CGYRO uses OpenACC directives to offload computational kernels to GPU accelerators. On Frontier, OpenACC is supported by the HPE Cray Compiling Environment (CCE) Fortran compiler [cce]. Compilation (first on the OLCF testbed system Crusher) was relatively straightforward and required only minimal code changes to CGYRO, mainly related to explicit specification of fields in existing OpenACC directives that were optional for the NVIDIA compiler. For performing FFTs, on Frontier CGYRO calls the hipFFT marshaling library, which in turn uses the optimized rocFFT library for AMD GPUs [hipa, roc]. The hipFFT library provides exactly the same interface as the cuFFT library to ease porting. We also use AMD hipfort, which provides Fortran interfaces for calling HIP libraries [hipb].

In the optimization effort on Frontier, some fine-tuning was needed to improve performance and scalability. Specifically, it was discovered that the CCE compiler was less capable of automatically choosing the ideal parallelization strategy for some loops, compared to the NVIDIA compiler. Thus, explicitly directing the compiler to use the OpenACC gang vector parallelization was needed for optimal performance. This was mainly important for the stream kernel and field kernel. A sequence of optimizations addressing dominant loop operations was also implemented. In the stream kernel, we reordered loops to remove the need for reductions. In the shear kernel, we removed an intermediary table, trading memory intensity for compute intensity. In both cases, the new code was faster on both AMD and NVIDIA GPU-based systems, but the overall impact was significantly larger for the AMD GPUs. Performance gains comparing the original and optimized code are shown in Fig. 2. For the nonlinear kernel (FFT), we also improved the zero-padding scheme used to avoid aliasing to provide decompositions that eliminate large primes. Significant speed-ups were then observed on all platforms, but more so on the AMD GPU-based system (factor of 3 for test cases), indicating that NVIDIA libraries are more tolerant of sub-optimal programming patterns. This is shown in Fig. 3. Taken altogether, CGYRO performance on the AMD GPU-nodes on OLCF Frontier is now faster than on the NVIDIA GPU-based nodes on NERSC Perlmutter, as summarized in Fig. 4. In addition, with these optimizations for Frontier, modest speed improvements were also seen on NVIDIA GPUs, which was an unexpected benefit.
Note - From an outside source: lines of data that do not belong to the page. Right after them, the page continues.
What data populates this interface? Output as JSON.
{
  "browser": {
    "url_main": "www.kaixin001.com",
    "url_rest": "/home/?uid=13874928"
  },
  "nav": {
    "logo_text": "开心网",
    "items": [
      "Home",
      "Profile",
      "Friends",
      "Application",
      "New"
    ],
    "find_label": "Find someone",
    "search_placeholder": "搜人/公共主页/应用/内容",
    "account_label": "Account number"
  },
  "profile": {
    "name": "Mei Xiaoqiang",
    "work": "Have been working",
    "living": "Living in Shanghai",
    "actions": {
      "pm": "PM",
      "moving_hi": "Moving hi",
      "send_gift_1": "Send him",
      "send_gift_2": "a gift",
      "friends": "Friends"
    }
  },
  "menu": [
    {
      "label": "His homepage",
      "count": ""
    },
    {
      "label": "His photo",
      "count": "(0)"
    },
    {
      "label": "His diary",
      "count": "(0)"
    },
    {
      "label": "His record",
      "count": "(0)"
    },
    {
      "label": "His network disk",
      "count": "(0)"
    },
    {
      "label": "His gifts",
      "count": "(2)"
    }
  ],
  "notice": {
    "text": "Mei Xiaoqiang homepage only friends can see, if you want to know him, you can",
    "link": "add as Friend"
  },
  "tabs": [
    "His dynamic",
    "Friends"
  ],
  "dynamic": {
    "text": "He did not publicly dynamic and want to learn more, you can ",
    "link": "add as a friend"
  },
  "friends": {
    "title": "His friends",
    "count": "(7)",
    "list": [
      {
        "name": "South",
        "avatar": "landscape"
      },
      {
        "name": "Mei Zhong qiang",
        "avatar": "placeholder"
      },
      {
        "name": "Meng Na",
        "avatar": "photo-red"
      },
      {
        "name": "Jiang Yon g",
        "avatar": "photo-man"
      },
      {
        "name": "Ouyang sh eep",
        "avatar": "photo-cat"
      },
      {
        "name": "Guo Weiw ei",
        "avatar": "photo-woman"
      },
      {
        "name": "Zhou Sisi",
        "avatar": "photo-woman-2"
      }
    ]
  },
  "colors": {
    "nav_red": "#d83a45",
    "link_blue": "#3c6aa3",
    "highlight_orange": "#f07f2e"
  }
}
For the communication, CGYRO heavily leverages GPU-aware MPI on Summit to optimize communication performance. On Frontier, GPU-aware MPI – passing GPU memory addresses directly to MPI routines – is not only supported but is also the recommended way to perform MPI communications, since each of the four HPE Slingshot Network Interface Controller (NIC) is directly connected to the four AMD MI250X GPUs. In comparison with Perlmutter, we found that the in-node communication capabilities of Frontier are almost identical. However, we also found that the dedicated NIC-setup in the Frontier system delivers greater performance than the shared-NIC setup in Perlmutter, as shown in Fig.~ref{fig.amd}d.

Below we show CGYRO performance optimizations from porting to Frontier, comparing wallclock benchmark timings (s) of the Frontier AMD GPU-based system with the Perlmutter NVIDIA GPU-based system, both using 24 GPUs. Original indicates before the Frontier-porting effort. Performance on both systems was improved in all cases.

_images/pearc23_shear.png

Fig. 2 CGYRO performance optimization results from porting to Frontier, comparing original and optimized shear and stream kernels.

_images/pearc23_nl.png

Fig. 3 CGYRO performance optimization results from porting to Frontier, comparing original and optimized nonlinear FFT kernel.

_images/pearc23_compute.png

Fig. 4 CGYRO performance optimization results from porting to Frontier, comparing original and optimized overall compute time.

_images/pearc23_amd_comm_1_2.png

Fig. 5 CGYRO performance optimization results from porting to Frontier, showing communication benchmark with final code.